Algunas personas también aplican una fina capa de aceite antes del retinol para amortiguar aún más su efecto. La tolerancia mejora, pero la eficacia disminuye ligeramente: es un compromiso reservado para las pieles que no lo toleran de otro modo.
Cuál elegir si solo vas a usar uno
Objetivo: arrugas y textura: el retinol, sin equivalente vegetal.
Piel tirante y falta de flexibilidad: el aceite de argán, para obtener un resultado inmediato.
Piel muy reactiva: solo aceite de argán durante un mes, antes de plantearse un retinoide.
Presupuesto limitado: el aceite de argán, cuyo litro cuesta mucho menos que la mayoría de los sérums.
Elegir un aceite de argán
Primera presión en frío, sin desodorizar y en frasco oscuro. Un aceite de argán cosmético no tiene el olor tostado del aceite alimentario, que procede de almendras tostadas.
La lista de ingredientes debe caber en una línea: Argania spinosa kernel oil. Cualquier adición diluye el producto sin mejorarlo.
La aplicación, en la práctica
Dos o tres gotas de aceite bastan para todo el rostro. Caliéntalas entre las palmas y presiónalas sobre la piel en lugar de extenderlas.
El retinol requiere una cantidad del tamaño de un guisante, sobre la piel seca. Aplicar más no acelera nada y multiplica las rojeces.
Introducir el retinol sin desanimarse
Dos noches durante la primera quincena, luego una noche sí y otra no el mes siguiente, y más adelante con mayor frecuencia si no se produce descamación. La progresión debe ajustarse a lo que muestra la piel, no a un calendario fijo.

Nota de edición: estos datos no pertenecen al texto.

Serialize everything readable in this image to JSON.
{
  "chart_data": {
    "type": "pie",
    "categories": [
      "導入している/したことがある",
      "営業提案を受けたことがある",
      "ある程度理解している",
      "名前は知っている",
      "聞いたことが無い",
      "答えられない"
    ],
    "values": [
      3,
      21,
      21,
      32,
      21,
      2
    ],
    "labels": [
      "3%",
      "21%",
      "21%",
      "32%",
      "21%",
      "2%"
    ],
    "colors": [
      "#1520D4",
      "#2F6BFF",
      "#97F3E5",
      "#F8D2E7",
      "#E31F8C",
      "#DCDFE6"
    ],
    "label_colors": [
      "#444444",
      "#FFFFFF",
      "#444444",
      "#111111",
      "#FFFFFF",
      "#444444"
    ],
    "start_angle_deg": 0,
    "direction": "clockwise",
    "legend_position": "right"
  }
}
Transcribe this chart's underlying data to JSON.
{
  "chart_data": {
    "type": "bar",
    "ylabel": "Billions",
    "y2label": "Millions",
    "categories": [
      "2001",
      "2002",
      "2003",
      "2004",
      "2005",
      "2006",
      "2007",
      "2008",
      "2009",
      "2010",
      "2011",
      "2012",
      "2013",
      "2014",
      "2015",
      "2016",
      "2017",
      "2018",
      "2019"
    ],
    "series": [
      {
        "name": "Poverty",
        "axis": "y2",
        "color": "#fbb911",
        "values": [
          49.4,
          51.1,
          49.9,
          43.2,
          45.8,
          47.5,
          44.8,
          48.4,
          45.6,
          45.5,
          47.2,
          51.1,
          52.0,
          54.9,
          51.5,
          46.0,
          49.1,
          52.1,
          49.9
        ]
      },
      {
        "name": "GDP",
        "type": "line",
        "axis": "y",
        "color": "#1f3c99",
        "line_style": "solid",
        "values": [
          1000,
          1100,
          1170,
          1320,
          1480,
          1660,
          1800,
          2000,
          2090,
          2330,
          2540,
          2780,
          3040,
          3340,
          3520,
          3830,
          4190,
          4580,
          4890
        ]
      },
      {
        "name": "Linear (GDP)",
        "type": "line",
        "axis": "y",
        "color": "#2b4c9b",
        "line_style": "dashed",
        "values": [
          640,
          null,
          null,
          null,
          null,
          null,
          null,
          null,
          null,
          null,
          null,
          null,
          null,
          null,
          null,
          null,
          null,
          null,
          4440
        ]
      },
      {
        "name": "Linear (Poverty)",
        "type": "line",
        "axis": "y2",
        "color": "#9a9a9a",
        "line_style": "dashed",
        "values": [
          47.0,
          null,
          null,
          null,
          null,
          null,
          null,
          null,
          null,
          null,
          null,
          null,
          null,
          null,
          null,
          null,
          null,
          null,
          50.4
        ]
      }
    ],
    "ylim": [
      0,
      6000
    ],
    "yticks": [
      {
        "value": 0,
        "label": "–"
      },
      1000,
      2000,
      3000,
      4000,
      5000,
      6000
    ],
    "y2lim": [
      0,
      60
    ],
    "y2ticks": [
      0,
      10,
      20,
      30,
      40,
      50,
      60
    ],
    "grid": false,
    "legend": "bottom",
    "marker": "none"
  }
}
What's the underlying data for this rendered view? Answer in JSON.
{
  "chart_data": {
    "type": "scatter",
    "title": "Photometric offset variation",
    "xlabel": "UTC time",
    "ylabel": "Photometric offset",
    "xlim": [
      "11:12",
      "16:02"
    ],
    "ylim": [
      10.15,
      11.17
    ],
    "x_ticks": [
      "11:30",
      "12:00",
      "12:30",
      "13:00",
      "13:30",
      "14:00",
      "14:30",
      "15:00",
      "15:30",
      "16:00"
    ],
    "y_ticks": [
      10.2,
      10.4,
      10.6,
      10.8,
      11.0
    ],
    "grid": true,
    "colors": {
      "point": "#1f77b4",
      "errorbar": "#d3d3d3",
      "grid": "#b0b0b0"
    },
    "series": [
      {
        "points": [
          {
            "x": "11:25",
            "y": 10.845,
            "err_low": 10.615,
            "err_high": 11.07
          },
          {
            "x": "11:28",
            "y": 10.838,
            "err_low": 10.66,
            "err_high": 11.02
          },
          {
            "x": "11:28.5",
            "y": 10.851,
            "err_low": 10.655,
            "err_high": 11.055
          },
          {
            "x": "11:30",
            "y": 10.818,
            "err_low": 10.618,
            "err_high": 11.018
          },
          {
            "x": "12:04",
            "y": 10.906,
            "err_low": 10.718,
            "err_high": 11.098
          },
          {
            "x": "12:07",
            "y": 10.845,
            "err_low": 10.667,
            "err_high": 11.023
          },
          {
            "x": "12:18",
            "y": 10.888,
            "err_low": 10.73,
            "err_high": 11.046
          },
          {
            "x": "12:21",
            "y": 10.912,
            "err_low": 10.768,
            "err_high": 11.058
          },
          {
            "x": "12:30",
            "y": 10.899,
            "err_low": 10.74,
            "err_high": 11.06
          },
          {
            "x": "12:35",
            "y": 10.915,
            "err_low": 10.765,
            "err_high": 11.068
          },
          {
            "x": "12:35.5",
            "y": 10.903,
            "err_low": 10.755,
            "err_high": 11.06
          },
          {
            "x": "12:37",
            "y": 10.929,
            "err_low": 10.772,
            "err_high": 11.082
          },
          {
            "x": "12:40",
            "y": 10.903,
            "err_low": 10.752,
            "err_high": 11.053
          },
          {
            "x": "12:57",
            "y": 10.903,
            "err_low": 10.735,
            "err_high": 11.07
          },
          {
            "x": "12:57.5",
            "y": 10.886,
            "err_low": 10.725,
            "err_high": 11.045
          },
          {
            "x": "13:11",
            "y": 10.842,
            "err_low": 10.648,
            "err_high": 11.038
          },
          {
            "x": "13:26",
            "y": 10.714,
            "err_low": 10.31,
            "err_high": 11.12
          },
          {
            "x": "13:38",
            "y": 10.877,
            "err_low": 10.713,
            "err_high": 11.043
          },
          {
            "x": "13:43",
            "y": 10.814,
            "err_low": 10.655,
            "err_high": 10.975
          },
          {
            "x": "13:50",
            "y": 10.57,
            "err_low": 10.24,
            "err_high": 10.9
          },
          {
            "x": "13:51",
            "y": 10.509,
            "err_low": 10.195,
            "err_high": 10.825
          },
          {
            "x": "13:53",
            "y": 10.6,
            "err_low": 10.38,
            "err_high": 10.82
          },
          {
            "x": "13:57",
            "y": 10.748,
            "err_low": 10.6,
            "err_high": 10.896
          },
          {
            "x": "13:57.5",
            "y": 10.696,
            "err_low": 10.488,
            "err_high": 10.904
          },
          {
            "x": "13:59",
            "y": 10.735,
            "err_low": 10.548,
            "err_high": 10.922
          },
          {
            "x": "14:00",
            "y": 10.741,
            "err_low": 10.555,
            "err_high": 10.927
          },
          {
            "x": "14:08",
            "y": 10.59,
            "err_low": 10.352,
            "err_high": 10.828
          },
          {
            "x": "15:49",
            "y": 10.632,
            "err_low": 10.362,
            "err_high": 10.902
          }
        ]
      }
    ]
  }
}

El aceite de argán, en cambio, puede aplicarse todos los días sin restricciones, incluso las noches sin retinol.
El sol
El retinol aumenta la sensibilidad a los rayos ultravioleta. La protección solar diaria forma parte del protocolo. El aceite de argán, por su parte, no tiene ningún efecto sobre la fotosensibilidad ni protege frente al sol.
Antes de empezar
Estos productos son cosméticos y mejoran el aspecto de la piel sin tratar ninguna afección. Si estás embarazada o en período de lactancia, no se recomienda el retinol; consulta a un profesional de la salud antes de usarlo.
Nutrir no es renovar
El aceite de argán aporta lípidos cuando faltan; el retinol actúa sobre la renovación de la superficie. Una piel seca y marcada necesita ambos enfoques, y un sérum de aceite con bakuchiol cubre el segundo sin el período de adaptación que exige el retinol.